A sua geografia ergue-se num declive que proporciona a construção de casas típicas entre a leve envolvência da arte do homem e da natureza. As ruas estreitas causam curiosidade e espanto, vontade de as pisar e de sentir aquele chão tão artesanal onde ecoaram tantas vidas passadas. Os tapetes de xisto revelam uma obra notável, tão bela quanto a destreza e o gosto da arte de esculpir artesanalmente a pedra. Não admira que este lugar curioso e mágico, um lugar onde mora a tranquilidade, seja oficina de artesãos que dão nome e unicidade a uma arte que trazemos no peito à despedida.

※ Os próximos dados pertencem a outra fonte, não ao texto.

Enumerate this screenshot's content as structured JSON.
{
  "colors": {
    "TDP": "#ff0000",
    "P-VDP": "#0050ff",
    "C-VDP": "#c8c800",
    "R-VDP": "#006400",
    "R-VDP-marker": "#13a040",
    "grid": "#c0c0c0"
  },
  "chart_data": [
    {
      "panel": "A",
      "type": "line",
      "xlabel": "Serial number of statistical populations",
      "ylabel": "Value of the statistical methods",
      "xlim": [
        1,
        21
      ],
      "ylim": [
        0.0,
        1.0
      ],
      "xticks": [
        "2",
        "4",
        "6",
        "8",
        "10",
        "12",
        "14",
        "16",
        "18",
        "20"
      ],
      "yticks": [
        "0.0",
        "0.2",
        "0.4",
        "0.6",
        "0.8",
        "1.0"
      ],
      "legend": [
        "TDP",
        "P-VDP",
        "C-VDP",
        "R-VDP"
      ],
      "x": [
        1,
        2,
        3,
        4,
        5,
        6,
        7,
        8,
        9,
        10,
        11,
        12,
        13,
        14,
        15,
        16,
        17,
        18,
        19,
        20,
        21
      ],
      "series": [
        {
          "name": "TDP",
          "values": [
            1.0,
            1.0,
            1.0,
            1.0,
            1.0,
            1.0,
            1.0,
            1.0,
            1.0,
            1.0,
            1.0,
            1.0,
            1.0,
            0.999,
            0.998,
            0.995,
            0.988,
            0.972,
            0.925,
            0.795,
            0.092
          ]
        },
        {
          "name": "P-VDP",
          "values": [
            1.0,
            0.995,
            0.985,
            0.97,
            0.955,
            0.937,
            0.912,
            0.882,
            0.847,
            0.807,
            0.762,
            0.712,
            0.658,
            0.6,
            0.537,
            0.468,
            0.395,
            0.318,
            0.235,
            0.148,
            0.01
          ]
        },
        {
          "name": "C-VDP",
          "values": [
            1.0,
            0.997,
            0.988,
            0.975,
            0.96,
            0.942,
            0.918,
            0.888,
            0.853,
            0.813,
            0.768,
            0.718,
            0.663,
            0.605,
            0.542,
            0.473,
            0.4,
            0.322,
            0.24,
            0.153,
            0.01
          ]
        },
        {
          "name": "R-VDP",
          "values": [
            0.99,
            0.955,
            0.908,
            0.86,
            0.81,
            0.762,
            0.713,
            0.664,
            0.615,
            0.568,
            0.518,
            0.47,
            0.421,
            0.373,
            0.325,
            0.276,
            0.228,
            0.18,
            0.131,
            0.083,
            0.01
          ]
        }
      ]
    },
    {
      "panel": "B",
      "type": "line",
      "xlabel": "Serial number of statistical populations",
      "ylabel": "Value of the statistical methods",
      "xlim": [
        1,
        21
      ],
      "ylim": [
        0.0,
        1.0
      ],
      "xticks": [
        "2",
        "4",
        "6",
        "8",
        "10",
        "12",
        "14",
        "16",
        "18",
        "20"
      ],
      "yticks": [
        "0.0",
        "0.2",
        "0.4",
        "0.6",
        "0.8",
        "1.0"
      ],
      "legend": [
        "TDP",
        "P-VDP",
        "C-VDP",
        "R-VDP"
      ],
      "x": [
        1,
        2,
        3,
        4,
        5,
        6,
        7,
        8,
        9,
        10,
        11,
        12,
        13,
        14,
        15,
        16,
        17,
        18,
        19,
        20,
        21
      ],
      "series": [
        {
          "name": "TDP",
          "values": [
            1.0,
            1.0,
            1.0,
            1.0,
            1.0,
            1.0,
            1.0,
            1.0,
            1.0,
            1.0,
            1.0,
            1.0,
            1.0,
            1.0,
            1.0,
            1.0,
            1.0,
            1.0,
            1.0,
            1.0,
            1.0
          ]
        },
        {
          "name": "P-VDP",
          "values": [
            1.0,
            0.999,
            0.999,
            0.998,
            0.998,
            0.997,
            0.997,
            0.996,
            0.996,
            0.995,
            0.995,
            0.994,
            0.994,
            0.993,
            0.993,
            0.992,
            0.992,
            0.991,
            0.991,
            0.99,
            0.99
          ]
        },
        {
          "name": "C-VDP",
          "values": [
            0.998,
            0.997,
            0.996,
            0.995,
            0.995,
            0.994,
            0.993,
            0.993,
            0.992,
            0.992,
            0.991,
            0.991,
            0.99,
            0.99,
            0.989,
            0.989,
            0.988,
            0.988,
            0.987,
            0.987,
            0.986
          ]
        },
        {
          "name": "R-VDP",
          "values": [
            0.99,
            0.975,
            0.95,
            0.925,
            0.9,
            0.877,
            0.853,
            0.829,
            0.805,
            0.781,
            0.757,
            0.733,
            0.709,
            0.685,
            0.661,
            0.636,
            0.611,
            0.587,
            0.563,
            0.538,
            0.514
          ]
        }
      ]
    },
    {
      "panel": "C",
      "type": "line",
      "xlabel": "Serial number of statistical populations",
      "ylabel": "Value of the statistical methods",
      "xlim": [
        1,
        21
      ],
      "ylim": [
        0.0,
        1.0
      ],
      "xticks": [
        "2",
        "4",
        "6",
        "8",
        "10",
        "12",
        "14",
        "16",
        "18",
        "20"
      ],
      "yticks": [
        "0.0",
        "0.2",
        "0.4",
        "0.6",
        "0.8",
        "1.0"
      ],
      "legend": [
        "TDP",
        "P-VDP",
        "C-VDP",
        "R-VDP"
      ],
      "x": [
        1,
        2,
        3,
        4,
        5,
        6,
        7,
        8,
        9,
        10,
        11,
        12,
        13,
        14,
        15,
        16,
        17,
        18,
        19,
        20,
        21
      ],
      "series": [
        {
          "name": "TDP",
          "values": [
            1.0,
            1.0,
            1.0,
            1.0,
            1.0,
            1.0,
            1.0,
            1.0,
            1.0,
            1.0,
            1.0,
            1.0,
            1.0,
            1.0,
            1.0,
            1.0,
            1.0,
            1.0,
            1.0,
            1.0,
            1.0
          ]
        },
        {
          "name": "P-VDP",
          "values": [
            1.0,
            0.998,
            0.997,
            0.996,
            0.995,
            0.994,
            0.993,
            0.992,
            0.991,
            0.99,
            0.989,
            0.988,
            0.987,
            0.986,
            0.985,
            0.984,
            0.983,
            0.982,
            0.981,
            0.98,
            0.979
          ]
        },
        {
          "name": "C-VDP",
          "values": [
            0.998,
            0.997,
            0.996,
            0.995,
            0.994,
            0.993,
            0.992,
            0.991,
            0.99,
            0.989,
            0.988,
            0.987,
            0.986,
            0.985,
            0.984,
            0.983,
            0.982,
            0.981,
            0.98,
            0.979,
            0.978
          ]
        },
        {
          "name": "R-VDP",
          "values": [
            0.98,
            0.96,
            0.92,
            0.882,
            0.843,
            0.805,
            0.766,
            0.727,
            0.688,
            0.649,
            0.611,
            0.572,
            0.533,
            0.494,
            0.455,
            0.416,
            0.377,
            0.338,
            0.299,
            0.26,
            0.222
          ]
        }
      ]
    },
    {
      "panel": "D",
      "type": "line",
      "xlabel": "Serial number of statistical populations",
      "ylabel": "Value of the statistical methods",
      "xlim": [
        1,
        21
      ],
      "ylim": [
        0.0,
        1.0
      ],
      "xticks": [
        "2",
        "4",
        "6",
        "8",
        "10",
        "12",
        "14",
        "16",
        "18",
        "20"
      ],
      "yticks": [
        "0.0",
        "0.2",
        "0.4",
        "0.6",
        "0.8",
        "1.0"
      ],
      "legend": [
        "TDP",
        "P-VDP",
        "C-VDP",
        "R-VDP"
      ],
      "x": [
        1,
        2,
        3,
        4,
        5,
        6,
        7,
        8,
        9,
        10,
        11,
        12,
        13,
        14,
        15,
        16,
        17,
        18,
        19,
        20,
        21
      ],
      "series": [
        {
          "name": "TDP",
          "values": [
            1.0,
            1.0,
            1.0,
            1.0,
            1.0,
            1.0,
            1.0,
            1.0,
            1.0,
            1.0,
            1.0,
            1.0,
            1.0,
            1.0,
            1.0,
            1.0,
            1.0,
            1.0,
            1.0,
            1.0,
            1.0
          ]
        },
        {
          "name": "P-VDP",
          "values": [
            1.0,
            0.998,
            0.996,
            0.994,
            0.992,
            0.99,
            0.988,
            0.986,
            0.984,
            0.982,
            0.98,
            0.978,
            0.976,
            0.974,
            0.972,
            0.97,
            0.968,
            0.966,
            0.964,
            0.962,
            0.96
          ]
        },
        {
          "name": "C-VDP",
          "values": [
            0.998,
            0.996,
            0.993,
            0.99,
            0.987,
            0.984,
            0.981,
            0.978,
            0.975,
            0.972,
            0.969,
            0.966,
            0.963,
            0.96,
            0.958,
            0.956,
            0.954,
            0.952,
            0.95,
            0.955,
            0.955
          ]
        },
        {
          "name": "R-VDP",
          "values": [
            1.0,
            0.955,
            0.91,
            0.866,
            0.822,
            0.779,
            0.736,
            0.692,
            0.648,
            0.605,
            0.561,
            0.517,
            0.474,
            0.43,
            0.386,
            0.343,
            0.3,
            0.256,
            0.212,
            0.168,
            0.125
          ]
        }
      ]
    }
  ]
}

Aqui, onde se vive envolto pelo aparente isolamento, Gondramaz preserva o espírito da arquitetura tradicional. Cada recanto é geografia para uma nova obra onde a arte alicia vestígios de intensa religiosidade. As alminhas encrustadas nas paredes, as estatuetas de animais e homens, os avisos e os santos que escolhem o seu lugar numa parede de xisto que só os mais atentos lhe colocarão o olhar.

A Serra da Lousã, na extremidade da Cordilheira, possui uma dúzia de Aldeias de Xisto, todas elas com as suas singularidades que o mais comum dos mortais não consegue deixar a imagem. Visitar Gondramaz é mergulhar no rio do tempo e imaginar como era a vida desta aldeia pitoresca nos séculos passados. Contemplar Gondramaz é olhar um núcleo de casinhas e suas janelinhas alindadas por parapeitos de flores, entrepostas por ruas estreitas, por encruzilhadas onde cada ângulo e cada esquina arrancam ecos de palavras, de cantos e risos, de suor e dificuldades dispostas em verso para a declamação de um novo poema.